3. Develop foundational knowledge in the basics of AI within the security team

CISOs need to ensure that their security team has a basic understanding of AI functionality, Aqel says.

“They need to understand what they’re translating, developing, and securing. They need to understand the different models of AI, like machine learning, deep learning, natural language processing, and specialized models,” he says. “These things are very important for security staff to understand because they need to know how to mimic security controls for these models.”

Aqel advises that security teams dedicate at least four hours a month in one-hour blocks to AI education. This education could happen in a variety of formats — closed-door sessions where teams delve into one particular topic, formal training through resources like Pluralsight, or resource training or certifications through the organization’s AI vendor. It’s important, Aqel adds, that security teams have dedicated budget to support employee education in emerging technologies like AI.

4. Champion companywide AI training

Training all employees in how to safely use AI builds an awareness and understanding of the unique risks associated with AI technologies – from adversarial attacks and data poisoning to ethical concerns and regulatory compliance. This helps the organization better safeguard their AI systems, protect data, and ensure compliance with industry regulations.

It also helps instill in all employees at all levels a sense of commitment: Everyone is part of the team when it comes to safeguarding the organization.

[Read also: Teamwork is an underrated tool in your cybersecurity arsenal – so is friendship]

The areas of focus in an organization’s training program will vary depending on the company, Kelly says. For example, many AI systems used for analytics rely on data that often includes sensitive or personally identifiable information. Employees should be trained on the importance of protecting this data and complying with certain regulations to avoid breaches and legal consequences.

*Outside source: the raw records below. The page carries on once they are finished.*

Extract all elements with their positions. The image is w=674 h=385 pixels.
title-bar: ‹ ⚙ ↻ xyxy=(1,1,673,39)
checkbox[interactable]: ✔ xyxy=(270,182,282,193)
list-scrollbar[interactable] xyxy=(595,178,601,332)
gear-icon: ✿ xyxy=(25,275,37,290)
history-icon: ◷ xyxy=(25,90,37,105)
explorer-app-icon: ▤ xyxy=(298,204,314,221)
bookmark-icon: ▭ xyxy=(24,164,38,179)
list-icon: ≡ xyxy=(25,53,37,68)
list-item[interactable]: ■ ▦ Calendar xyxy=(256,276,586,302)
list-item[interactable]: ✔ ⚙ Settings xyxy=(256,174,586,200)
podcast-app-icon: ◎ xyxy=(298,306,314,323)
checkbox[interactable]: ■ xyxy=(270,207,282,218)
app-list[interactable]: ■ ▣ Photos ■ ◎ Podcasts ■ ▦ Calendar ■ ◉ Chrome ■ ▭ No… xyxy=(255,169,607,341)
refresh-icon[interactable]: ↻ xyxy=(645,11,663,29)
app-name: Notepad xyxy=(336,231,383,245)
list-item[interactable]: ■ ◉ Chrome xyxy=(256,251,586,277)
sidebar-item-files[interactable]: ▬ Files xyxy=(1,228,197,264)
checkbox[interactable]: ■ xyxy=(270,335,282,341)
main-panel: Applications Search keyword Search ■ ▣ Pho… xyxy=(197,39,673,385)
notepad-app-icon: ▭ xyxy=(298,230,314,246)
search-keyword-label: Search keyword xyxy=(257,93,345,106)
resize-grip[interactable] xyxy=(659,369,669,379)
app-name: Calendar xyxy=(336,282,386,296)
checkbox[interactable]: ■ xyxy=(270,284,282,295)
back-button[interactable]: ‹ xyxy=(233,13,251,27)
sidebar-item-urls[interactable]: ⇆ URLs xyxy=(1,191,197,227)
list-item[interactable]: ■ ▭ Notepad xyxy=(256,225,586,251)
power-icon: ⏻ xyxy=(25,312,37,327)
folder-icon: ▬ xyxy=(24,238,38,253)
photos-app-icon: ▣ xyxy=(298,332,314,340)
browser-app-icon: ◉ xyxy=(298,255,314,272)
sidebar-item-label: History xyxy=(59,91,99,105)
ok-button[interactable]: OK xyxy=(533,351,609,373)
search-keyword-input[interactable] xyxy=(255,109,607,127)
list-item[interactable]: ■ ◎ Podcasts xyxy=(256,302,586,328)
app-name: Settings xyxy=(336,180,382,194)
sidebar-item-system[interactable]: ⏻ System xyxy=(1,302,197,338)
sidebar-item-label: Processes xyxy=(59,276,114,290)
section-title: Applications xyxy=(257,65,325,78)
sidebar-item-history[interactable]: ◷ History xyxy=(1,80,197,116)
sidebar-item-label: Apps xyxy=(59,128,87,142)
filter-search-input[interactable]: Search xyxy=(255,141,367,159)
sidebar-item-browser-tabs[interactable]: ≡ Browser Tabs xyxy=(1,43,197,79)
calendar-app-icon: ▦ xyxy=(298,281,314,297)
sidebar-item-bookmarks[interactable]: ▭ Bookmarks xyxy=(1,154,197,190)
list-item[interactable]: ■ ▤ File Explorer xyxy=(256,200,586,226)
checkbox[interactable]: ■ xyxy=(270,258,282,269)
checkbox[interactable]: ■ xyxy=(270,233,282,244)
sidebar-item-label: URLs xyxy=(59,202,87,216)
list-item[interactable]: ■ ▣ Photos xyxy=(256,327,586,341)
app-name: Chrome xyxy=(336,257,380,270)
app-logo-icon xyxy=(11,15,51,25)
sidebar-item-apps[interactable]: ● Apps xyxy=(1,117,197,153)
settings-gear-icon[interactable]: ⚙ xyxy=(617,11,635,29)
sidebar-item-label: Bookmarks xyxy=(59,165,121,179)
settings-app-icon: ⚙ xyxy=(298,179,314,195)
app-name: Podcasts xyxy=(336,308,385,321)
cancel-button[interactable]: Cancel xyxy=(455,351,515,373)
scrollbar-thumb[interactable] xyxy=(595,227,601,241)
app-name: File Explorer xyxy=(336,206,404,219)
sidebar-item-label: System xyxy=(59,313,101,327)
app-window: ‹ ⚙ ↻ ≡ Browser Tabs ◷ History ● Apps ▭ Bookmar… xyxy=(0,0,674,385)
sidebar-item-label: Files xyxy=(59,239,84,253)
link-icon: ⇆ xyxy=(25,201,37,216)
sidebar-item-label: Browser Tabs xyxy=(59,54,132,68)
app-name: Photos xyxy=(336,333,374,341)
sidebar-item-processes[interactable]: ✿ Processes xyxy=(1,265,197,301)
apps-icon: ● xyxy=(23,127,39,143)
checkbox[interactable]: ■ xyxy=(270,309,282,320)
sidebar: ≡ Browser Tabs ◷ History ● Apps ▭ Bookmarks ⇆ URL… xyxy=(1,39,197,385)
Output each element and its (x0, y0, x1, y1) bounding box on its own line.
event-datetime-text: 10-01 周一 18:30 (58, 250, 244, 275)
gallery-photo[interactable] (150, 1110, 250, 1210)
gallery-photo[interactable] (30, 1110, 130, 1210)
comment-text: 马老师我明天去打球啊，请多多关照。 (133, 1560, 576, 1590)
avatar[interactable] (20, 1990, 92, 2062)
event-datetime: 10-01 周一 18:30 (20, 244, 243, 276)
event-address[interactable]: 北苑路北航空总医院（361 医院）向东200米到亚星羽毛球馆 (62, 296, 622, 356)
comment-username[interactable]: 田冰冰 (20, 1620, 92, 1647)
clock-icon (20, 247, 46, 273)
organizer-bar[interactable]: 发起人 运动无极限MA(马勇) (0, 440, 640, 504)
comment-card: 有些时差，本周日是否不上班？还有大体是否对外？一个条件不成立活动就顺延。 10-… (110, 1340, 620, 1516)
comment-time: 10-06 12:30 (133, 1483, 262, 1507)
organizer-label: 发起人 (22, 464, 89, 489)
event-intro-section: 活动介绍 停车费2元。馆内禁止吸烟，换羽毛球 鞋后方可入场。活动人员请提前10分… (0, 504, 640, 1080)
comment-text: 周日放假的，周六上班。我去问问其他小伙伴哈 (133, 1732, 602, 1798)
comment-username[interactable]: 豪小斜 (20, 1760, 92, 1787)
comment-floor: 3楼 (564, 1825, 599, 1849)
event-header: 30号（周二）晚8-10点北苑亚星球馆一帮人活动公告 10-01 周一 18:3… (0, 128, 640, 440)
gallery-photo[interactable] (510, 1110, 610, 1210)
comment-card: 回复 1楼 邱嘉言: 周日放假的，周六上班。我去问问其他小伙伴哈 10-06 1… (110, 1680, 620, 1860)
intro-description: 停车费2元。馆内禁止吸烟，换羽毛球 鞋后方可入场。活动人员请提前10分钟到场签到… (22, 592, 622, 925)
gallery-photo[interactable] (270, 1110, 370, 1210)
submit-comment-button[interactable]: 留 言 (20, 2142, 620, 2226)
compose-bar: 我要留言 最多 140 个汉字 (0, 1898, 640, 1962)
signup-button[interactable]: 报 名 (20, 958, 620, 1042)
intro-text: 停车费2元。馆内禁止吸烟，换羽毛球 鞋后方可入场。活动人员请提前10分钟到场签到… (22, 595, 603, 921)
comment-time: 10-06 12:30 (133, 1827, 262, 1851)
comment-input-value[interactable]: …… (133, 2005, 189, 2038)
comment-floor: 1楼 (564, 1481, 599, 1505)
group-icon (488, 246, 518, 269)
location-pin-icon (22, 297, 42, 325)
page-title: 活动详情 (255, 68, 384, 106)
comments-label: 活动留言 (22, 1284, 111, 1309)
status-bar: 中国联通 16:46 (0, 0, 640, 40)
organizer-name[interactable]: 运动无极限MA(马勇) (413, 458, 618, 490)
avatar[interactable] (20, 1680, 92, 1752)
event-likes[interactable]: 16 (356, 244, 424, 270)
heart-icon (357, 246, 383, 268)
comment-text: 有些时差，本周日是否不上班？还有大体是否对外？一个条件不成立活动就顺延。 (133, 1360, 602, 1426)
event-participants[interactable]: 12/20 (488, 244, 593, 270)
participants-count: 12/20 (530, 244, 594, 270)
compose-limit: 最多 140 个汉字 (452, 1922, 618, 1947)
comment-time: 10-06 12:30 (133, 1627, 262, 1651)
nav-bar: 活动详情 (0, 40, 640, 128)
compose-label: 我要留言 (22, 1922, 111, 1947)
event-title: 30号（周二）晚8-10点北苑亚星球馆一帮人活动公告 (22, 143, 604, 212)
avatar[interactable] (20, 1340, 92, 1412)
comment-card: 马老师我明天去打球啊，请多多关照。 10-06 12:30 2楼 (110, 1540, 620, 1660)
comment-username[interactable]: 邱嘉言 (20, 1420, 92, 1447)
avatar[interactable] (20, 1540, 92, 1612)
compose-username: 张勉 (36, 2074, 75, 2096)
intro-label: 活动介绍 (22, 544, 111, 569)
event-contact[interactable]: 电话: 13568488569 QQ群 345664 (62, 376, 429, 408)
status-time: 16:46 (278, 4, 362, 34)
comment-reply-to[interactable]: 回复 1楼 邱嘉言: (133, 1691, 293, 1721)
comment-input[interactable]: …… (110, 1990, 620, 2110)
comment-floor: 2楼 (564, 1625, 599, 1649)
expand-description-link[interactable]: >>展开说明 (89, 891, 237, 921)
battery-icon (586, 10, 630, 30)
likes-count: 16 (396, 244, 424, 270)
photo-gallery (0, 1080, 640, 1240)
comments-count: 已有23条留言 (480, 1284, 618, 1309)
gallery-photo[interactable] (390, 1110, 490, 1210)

For these programs to be successful, Kelly says they should be layered with examples that are applicable to the employees taking the training. This might include an email that appears to be from their company’s CEO requesting an urgent wire transfer for a new business initiative, alerting employees to the possible red flags (telltale clues like unusual phrasing, sender inconsistencies, or requests for sensitive information) that signal a phishing attempt, business email compromise, or other forms of social engineering.

“This helps them to really understand in close detail how the decisions around AI risks are really going to be applicable to the organization,” she says.